- B2B marketing and sports marketing have more in common than you may initially suspect
- Both need to engage fans, deal with a fast-paced environment and meet the demands of customers and client partners alike
- Developing a winning engagement strategy and connecting with fan bases can ensure retention for even vastly different companies
Rising expenses. Prima donna athletes. Poor on-field product. Off-field scandals. These are some of the common challenges we hear about professional athletic organizations facing. Any one of these can appear daunting, but imagine dealing with many (or all) of them at the same time, while trying to keep your fans engaged and happy.
At a recent speaking event hosted by the Business Marketing Association (BMA) of Chicago, the theme was “Customer Engagement from an All-Star Panel of Chicago’s Sports Business Leaders.” The panel featured several great marketing leaders from the Chicago sports scene, including professional baseball, auto racing and college football leaders. To be honest, I wasn’t exactly sure at first how my presentation on the importance of customer engagement in B2B would fit in to this agenda, but I took a leap of faith.
After hearing these marketing leaders talk about their business challenges, however, I clearly saw the connections between sports marketing and B2B marketing. They talked about engaging fans, dealing with a fast-paced environment, and meeting the demands of customers and client partners alike. Four key lessons stood out:
- Delight your fan base. The sports executives each had surprisingly similar views of their fan bases, despite very different audiences and categories. They all noted the intense focus that their respective organizations place on delighting their fan base, with the obvious goal of staying relevant and keeping customers coming back. Think of your customers as fans – are you delighting them? Do they feel like coming back time and time again? What can you do to ensure they want to stay engaged?

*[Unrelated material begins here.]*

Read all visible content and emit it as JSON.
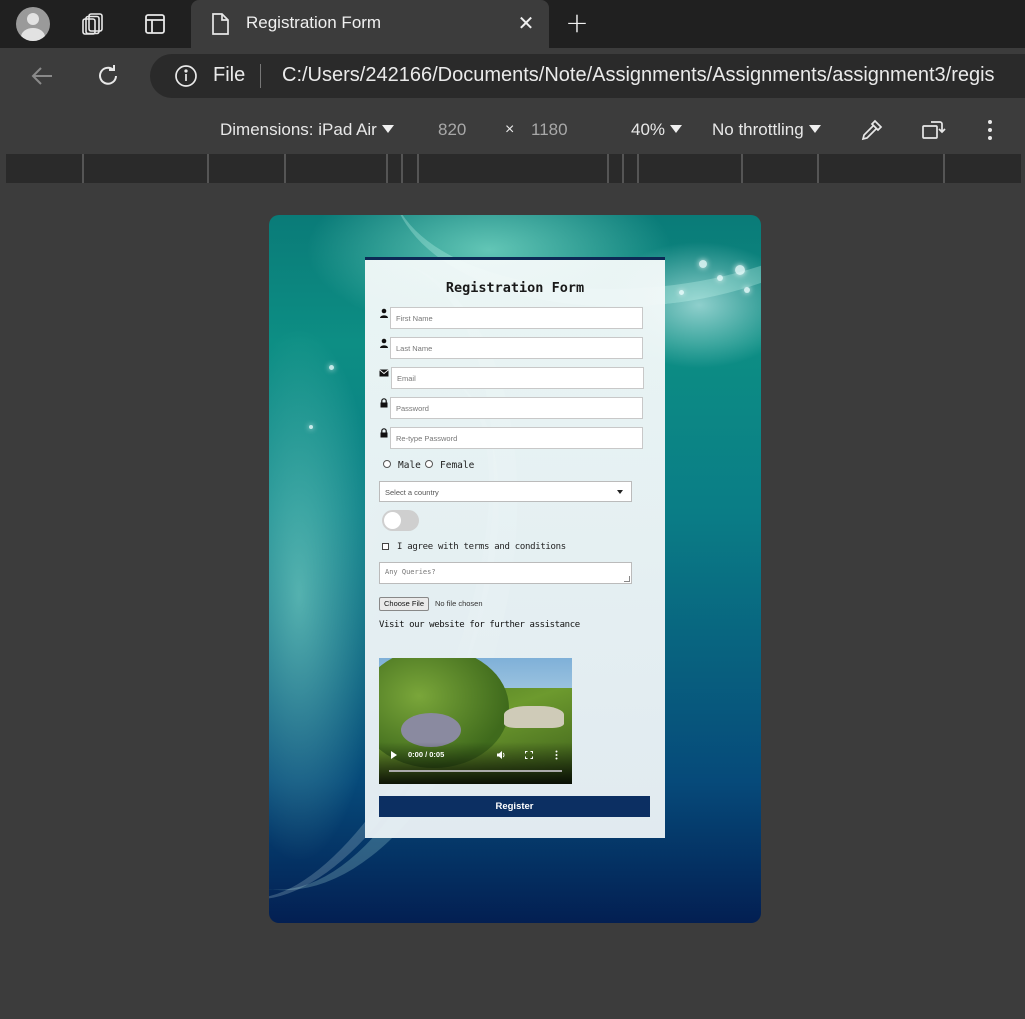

- Develop a winning engagement strategy. Do you have a winning record? Every sports franchise (even the Yankees!) goes through ups and downs, but the panelists discussed how driving engagement within their fan bases can carry them through the good times and the bad. Cultivating deeper relationships by understanding customers’ goals and needs is a winning engagement strategy to carry your company through the rough times.
- Ask how you are connecting with your fans. In sports, engagement is often about looking for new ways to connect with fan bases, whether it’s by improving the sound system, expanding the food/beverage offerings, or enhancing the logistics of getting to and from the venue. For B2B marketers, consider how (and how often) you’re helping your organization implement enhancements for your customers. Do you make it easy for customers to connect with you? Are you investing in new and improved touchpoints? Are you asking customers what their preferences are when it comes to engaging with your company?
- Consider how you are competing with others to engage. Unlike the days of old, when many sports franchises were literally the only game in town, most are facing now stiff intra-market competition. And it doesn’t stop there, of course, as fans (and potential fans) are presented with an ever-expanding array of digital alternatives. Similarly, your customers are busy, and you need to be on the top of your game to warrant their precious attention. How are you competing for your customers’ time? Do they prefer to engage with your company versus a competitor?
I enjoy sports of all kinds, so maybe it was an easier bridge for me to make the connection between sports marketing and general B2B marketing. At the end of the day, it’s all about securing and maintaining engagement with your fans (or customers) – creating season ticket holders out of the casual walk-up fan. I’d like to think we could learn something by thinking outside our B2B bubble.
Oh, and I’d guess engagement might be a bit easier when you have a consistently winning record, as I found out when I was trying to leave Chicago the day of the Blackhawks victory parade (three Stanley Cups in six years – can you say dynasty?).